Show that the following function $f \in L_p$ if and only if $p=2$ 
Let $X=(0, \infty)$, $\mu$ is Lebesgue measure on $X$, and
  $$f(x)= \dfrac{1}{\sqrt{x} [1+|\log x|]}$$
Then $f \in L_p$ if and only if $p=2$. 

I was able to show that for $p = 2$ we have $f \in L_2$.
But I can not show that if $f \in L_p$ then necessarily $p = 2$.
Anyone have any idea how to do this? My attempt was to find a function less than $f$ that is not integrable, but it does not give the condition on $p$.

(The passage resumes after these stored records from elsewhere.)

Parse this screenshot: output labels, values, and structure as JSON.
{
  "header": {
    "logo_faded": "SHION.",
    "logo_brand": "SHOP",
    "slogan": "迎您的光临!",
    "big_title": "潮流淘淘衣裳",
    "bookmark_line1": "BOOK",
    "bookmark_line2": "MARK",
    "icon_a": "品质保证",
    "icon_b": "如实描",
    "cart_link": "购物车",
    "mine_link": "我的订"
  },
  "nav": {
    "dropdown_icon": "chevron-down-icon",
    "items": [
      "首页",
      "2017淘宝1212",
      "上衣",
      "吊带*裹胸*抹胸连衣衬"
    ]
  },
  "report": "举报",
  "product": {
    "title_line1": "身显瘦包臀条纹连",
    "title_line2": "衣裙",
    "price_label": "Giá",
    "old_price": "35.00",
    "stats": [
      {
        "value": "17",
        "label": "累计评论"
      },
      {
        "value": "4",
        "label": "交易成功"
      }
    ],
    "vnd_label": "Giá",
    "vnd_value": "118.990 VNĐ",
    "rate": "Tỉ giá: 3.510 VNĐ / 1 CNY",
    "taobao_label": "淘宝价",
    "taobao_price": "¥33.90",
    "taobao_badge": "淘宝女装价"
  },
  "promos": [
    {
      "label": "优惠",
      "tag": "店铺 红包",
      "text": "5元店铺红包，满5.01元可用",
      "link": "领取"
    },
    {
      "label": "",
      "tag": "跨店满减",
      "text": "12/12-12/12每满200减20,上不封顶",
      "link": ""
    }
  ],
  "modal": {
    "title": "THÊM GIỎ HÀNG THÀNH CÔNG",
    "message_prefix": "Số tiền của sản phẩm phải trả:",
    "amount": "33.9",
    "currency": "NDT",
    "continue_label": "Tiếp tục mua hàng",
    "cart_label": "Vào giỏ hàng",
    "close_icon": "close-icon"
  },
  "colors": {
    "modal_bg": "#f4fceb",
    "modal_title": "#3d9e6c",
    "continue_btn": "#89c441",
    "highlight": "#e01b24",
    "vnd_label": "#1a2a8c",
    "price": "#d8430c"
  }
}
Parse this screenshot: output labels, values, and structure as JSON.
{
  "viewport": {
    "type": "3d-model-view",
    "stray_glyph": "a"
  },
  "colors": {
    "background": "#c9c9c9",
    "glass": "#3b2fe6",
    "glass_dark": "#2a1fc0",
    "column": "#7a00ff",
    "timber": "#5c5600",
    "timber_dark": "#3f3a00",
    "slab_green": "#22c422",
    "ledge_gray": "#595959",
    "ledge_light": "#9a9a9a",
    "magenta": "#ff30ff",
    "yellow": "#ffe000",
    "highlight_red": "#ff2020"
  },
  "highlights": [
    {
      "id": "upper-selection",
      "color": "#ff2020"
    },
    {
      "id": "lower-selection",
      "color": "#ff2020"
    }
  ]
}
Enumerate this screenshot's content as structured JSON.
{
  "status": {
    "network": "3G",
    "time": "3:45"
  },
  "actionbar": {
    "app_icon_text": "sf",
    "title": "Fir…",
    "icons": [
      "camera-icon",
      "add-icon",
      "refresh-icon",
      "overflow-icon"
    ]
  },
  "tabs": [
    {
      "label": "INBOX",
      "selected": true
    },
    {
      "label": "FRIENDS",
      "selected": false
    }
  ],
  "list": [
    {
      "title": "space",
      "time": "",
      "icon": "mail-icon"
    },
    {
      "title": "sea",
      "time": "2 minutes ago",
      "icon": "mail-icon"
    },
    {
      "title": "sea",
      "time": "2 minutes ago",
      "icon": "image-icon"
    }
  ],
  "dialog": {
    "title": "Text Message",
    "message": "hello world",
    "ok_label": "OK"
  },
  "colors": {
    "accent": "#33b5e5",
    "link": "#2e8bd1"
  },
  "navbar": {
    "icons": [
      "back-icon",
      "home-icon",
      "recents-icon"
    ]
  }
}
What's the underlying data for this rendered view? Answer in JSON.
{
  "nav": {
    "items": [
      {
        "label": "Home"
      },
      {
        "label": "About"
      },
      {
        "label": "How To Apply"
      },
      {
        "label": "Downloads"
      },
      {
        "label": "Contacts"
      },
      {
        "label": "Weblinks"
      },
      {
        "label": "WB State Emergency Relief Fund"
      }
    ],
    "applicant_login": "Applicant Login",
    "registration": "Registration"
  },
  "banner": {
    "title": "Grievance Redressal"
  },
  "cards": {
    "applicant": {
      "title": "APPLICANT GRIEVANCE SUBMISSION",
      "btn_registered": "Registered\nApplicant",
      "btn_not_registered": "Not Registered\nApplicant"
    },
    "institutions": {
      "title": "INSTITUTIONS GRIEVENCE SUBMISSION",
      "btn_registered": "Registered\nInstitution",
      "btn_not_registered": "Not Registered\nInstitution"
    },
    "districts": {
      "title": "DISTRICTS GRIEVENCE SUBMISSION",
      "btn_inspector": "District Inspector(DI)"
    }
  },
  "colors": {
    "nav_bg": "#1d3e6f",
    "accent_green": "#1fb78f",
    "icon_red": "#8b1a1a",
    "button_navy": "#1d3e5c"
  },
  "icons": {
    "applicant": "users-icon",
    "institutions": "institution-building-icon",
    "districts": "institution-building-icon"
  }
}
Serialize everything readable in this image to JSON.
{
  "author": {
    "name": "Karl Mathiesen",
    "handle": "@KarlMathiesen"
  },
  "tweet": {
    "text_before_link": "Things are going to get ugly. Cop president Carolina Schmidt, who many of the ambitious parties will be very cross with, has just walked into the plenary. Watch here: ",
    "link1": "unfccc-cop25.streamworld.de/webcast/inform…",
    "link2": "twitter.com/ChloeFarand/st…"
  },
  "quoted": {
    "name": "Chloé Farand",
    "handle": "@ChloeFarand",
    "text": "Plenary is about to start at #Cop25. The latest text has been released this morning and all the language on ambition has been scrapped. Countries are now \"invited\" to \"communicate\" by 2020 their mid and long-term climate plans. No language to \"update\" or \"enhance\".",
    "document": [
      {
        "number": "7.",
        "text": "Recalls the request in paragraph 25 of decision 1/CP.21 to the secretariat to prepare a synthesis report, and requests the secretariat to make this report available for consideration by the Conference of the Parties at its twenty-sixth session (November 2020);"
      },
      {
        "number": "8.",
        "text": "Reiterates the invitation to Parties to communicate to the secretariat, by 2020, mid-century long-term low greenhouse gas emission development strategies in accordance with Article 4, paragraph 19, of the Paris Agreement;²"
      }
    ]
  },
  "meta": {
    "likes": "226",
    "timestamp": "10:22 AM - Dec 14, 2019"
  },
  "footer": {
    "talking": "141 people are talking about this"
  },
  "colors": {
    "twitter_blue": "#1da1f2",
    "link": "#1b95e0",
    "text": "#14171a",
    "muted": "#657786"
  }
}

 A: Hints: use the fact that $\int_0^{\infty} e^{tx}\frac 1 {(1+x)^{p}} \, dx =\infty$ if $t>0$ which can be proved easily from the fact that the integrand tends to $\infty$ as $x \to \infty $. If $p >2$ show that $\int_0^{1} f^{p}(x)\,dx =\infty$ by making the substitution $y=-\log x$. If $p<2$ show that $\int_1^{\infty} f^{p} (x)\,dx=\infty$ by making the substitution $y=\log x$. [ Let $p>2$ and make the substitution $ y=-log \, x$ to get $\int_0^{1} f^{p} =\int _0^{\infty} e^{(\frac p 2 -1) y} (1+y)^{-p} \, dy$. For any $a>0$ we have $\int_0^{\infty} e^{ay} (1+y)^{-p} \, dy=\infty$ (for this you can use the fact that $e^{ay} (1+y)^{-p} \geq c e^{(a/2)y}$ for some $c>0$ and $y$ sufficiently large); so $\int_0^{1} f^{p} =\infty$. I will leave the case $p<2$ to you]. 
A: You have:
$$|f|^p(x)=\frac{1}{x^{p/2} (1+ \log(x))^p}$$
so you have to check the behavior of the function at $x \to0$ and $x \to \infty$.
At $x \to 0$:
$$|f|^p(x) \sim \frac{1}{x^{p/2} |\log(x)|^{p}}$$
at $x \to \infty$:
$$|f|^p(x) \sim \frac{1}{x^{p/2} |\log(x)|^{p}}$$
and you can use the following result:
$$\int_0^\frac{1}{2} \frac{1}{x^\alpha |\log(x)|^\beta} <+ \infty \text{ iff } \begin{cases}  \alpha <1 \\ \alpha =1 \text{ and } \beta >1\end{cases}$$
$$\int_2^\infty \frac{1}{x^\alpha |\log(x)|^\beta} <+ \infty \text{ iff } \begin{cases}  \alpha > 1 \\ \alpha =1 \text{ and } \beta >1\end{cases}$$

To prove the last affirmation notice that is $ \alpha \neq 1$ you can compare $x^\alpha |\log(x)|^\beta$ with $x^{\alpha \pm \epsilon}$ for sufficiently small $\epsilon$ and that for $\alpha=1$ the change of variables $u=\ln(x)$ leads to an explicit result.